Меделянские собаки, спутав его с прохожим, порвали штаны. Григорий Матвеевич Кисловский выразил недовольство:
-- Отчего собаки одного тебя избрали для нападения? Сколько дворян в университет ходит, а порты у всех целы...
И подарил ему книгу Монтекукколи -- знаменитого полководца, который задел юнца за живое. Фантазия разыгралась: Потемкин видел себя, во прахе сражений попирающим гидру, а трубные гласьд, воспевали его достоинства, сама Паллада спускалась с небес, возлагая на пасмурное чело венок славы... Начал он горячиться.
-- Мне бы еще о Валленштейне почитать.
-- Перестань метаться, -- уговаривал его Рубан. -- Гляди, как шатает тебя: то в монастырь, то в полымя бранное...
Мелиссино выразил душевное участие к Потемкину:
-- Догадываюсь, что при вашей живости способны вы, сударь, выказать успехи блистательные. Прошу вас убедительно превозмочь себя, и я вам обещаю золотую медаль.

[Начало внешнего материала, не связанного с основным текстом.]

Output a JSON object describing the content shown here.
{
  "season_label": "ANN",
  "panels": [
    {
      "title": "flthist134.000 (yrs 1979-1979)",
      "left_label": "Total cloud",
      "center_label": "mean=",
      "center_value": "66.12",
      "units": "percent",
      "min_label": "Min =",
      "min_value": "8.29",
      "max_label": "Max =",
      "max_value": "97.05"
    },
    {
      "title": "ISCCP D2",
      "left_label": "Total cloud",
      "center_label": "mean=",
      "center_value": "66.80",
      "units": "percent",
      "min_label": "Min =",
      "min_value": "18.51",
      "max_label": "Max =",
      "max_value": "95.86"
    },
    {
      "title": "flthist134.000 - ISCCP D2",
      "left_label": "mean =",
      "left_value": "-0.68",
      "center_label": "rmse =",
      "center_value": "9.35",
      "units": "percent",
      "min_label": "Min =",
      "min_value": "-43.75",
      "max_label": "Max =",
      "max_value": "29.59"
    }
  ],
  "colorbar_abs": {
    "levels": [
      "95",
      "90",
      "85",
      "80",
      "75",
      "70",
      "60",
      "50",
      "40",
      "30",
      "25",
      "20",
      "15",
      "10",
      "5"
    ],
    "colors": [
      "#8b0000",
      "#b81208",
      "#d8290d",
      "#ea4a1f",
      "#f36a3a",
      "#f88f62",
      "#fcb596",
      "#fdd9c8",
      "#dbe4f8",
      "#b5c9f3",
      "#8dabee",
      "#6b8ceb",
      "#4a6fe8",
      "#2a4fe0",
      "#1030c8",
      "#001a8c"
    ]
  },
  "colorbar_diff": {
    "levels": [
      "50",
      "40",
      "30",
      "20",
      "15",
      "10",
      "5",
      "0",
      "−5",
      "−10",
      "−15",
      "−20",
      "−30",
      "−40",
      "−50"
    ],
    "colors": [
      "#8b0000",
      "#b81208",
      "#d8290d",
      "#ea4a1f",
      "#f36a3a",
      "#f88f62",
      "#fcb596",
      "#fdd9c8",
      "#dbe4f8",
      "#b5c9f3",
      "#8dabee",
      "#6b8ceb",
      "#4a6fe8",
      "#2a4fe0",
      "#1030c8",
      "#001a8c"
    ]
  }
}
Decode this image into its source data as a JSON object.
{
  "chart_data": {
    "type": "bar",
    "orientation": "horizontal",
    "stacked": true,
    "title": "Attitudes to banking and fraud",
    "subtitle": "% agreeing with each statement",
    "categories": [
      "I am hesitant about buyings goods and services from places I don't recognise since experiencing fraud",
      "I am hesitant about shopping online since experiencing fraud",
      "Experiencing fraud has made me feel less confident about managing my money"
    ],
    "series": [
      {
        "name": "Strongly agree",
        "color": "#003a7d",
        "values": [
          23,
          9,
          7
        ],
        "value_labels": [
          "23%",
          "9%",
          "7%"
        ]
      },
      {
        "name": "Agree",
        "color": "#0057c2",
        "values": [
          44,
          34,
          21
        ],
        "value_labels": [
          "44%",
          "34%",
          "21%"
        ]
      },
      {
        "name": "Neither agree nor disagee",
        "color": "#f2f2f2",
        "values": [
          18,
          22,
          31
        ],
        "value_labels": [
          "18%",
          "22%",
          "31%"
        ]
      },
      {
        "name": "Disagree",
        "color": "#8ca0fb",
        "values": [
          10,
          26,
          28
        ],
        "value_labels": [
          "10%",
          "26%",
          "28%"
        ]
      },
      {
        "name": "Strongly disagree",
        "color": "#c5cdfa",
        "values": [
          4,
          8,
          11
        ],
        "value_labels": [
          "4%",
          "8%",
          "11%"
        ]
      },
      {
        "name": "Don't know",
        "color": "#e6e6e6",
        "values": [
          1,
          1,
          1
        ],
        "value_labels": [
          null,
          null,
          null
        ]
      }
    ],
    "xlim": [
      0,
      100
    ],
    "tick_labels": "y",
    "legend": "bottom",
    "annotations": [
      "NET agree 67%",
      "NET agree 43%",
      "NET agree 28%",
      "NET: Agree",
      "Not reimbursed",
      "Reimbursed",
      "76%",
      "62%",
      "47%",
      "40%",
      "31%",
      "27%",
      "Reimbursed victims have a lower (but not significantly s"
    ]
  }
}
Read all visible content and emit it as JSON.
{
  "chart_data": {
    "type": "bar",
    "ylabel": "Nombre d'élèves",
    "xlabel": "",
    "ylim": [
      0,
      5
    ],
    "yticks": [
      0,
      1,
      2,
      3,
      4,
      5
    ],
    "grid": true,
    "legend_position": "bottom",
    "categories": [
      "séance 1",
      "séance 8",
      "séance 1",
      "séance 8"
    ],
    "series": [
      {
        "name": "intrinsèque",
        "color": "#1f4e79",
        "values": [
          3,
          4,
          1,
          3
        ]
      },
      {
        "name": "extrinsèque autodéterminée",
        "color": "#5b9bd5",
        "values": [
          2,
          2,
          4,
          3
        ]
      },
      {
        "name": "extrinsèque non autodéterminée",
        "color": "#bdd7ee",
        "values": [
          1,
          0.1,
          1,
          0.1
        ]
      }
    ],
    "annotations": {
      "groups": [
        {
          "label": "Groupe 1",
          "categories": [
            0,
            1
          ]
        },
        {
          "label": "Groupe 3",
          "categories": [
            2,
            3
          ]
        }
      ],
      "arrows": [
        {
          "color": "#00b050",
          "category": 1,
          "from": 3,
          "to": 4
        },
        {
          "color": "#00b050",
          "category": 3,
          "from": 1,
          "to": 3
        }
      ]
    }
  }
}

-- Поднатужусь, -- обещал Потемкин...
Денис Фонвизин научил его экзаменоваться:
-- У профессора латыни пять пуговиц на кафтане, а четыре на камзоле. Кафтанные обозначают склонения, а камзольные -спряжение. Тебе и знать ничего не надобно: за какую пуговицу профессор схватится, это и будет означать ответ на вопрос его...
Фонвизин медаль получил. Потемкин тоже!
Неожиданно скончался благодетель его -- дядя Кисловский, а в канун часа предсмертного имел он беседу с племянником:
-- Боюсь, пропадешь ты, Григорий: бездельный ты и бесцельный. Для таких, как ты, Волга течет вольная -- вот в разбойники ты сгодился бы, наверное. А может... Кто тебя знает? Может и обратное произойти: ведь таких обормотов случай любит!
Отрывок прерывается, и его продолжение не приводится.